The issue is well illustrated in a judgment of January 2012 in Omnipharm v. Merial. Mr Justice Floyd was required to construe the terms of a confidentiality agreement entered into for the purpose of the claim for a declaration of non-infringement under UK Patents Act 1977 s71. The claimant, Omnipharm, wished to seek a declaration of non-infringement of Merial’s patents in respect of a table of formulations, which were contended to be confidential (“the Table”). The terms of the agreement were recorded in an exchange of solicitors’ letters and included a restriction on Merial’s use of the Table, namely that it would not use it “for any purpose other than responding to the request for an acknowledgment of non-infringement or otherwise in connection with the pending UK proceedings…including without limitation any counterclaim for infringement and/or any application to amend the patents in suit…”.

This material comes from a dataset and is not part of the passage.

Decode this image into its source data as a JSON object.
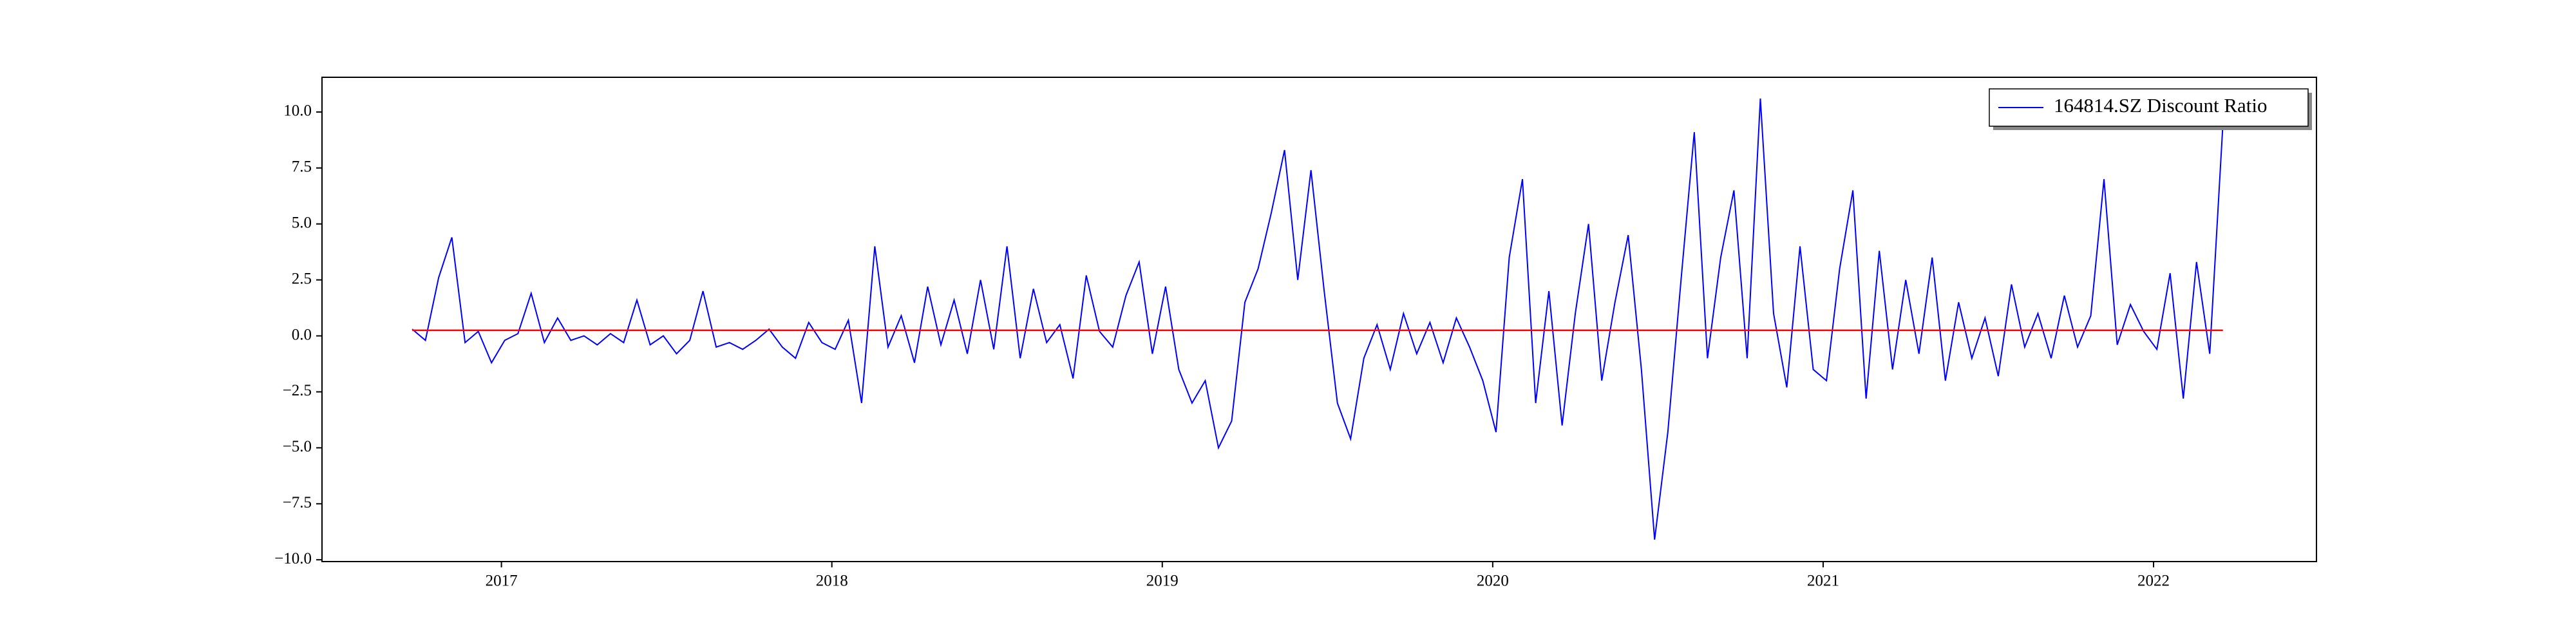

However, at the time of agreeing terms, Merial, to avoid any future allegation of breach in the event that it decided to amend any of its patents, expressly sought the following qualification, namely that the restrictions “…will not in any event in any way prevent or restrict Merial at any time in the future from making such amendments it may wish to any of its patents anywhere in the world”. The qualified wording was agreed to.

However, a dispute arose some time later as to the meaning of the terms - whether Merial was permitted to use the Table for making amendments to foreign patents or whether the qualification referred to merely stated that Merial were free to amend patents anywhere in the world just as if it never received the confidential information.

The practical point was this. Merial did not actually intend to make direct use of the Table in connection with foreign patents in the sense that it did not intend to send it to foreign patent attorneys for use in prosecuting foreign patents, or referring to it when drafting instructions. However, the problem was that, if the terms were construed as Omnipharm contended, this would place Merial’s internal patent attorney in a very difficult position. He would know the contents of the Table, but would not be able in all circumstances to ensure he had not made any unconscious use of it.

In the event, the judge, Mr Justice Floyd, preferred Merial’s interpretation. Omnipharm sought a variation of the terms, which was also rejected for the following reasons by the judge:

In those circumstances to impose such an obligation after the event on someone such as Mr Ezcurra, Merial’s internal patent attorney would place him in a very difficult position and might cause him to cease to be responsible for the activities in question. I do not think that would be fair. (emphasis added).

As Merial had no intention of making direct use of the Table, the Judge ordered a simple practical step that all copies of the Table be collected up and returned to Omnipharm. Furthermore, he declined to grant any injunction as to “knowing use”.

The case thus provides a good reminder of the potential dangers for recipients of confidential information regarding the obligation not to use other than for the specific purpose permitted.  In this instance, Merial anticipated the problem and proposed a suitable variation to the terms.  The phrase underlined in the above quotation from Mr Justice Floyd’s judgment clearly shows how, in different circumstances, an unwitting recipient of confidential information can later find him or herself in a very difficult position, which may have the practical effect that he or she cannot carry out their normal duties without risking a breach of the agreement.  Clearly this could be most inconvenient; far better, before the agreement is entered into and information received, to study the obligations carefully and provide revisions to the terms to avoid later difficulty. Focussing on this only after the information is “learnt” may be too late.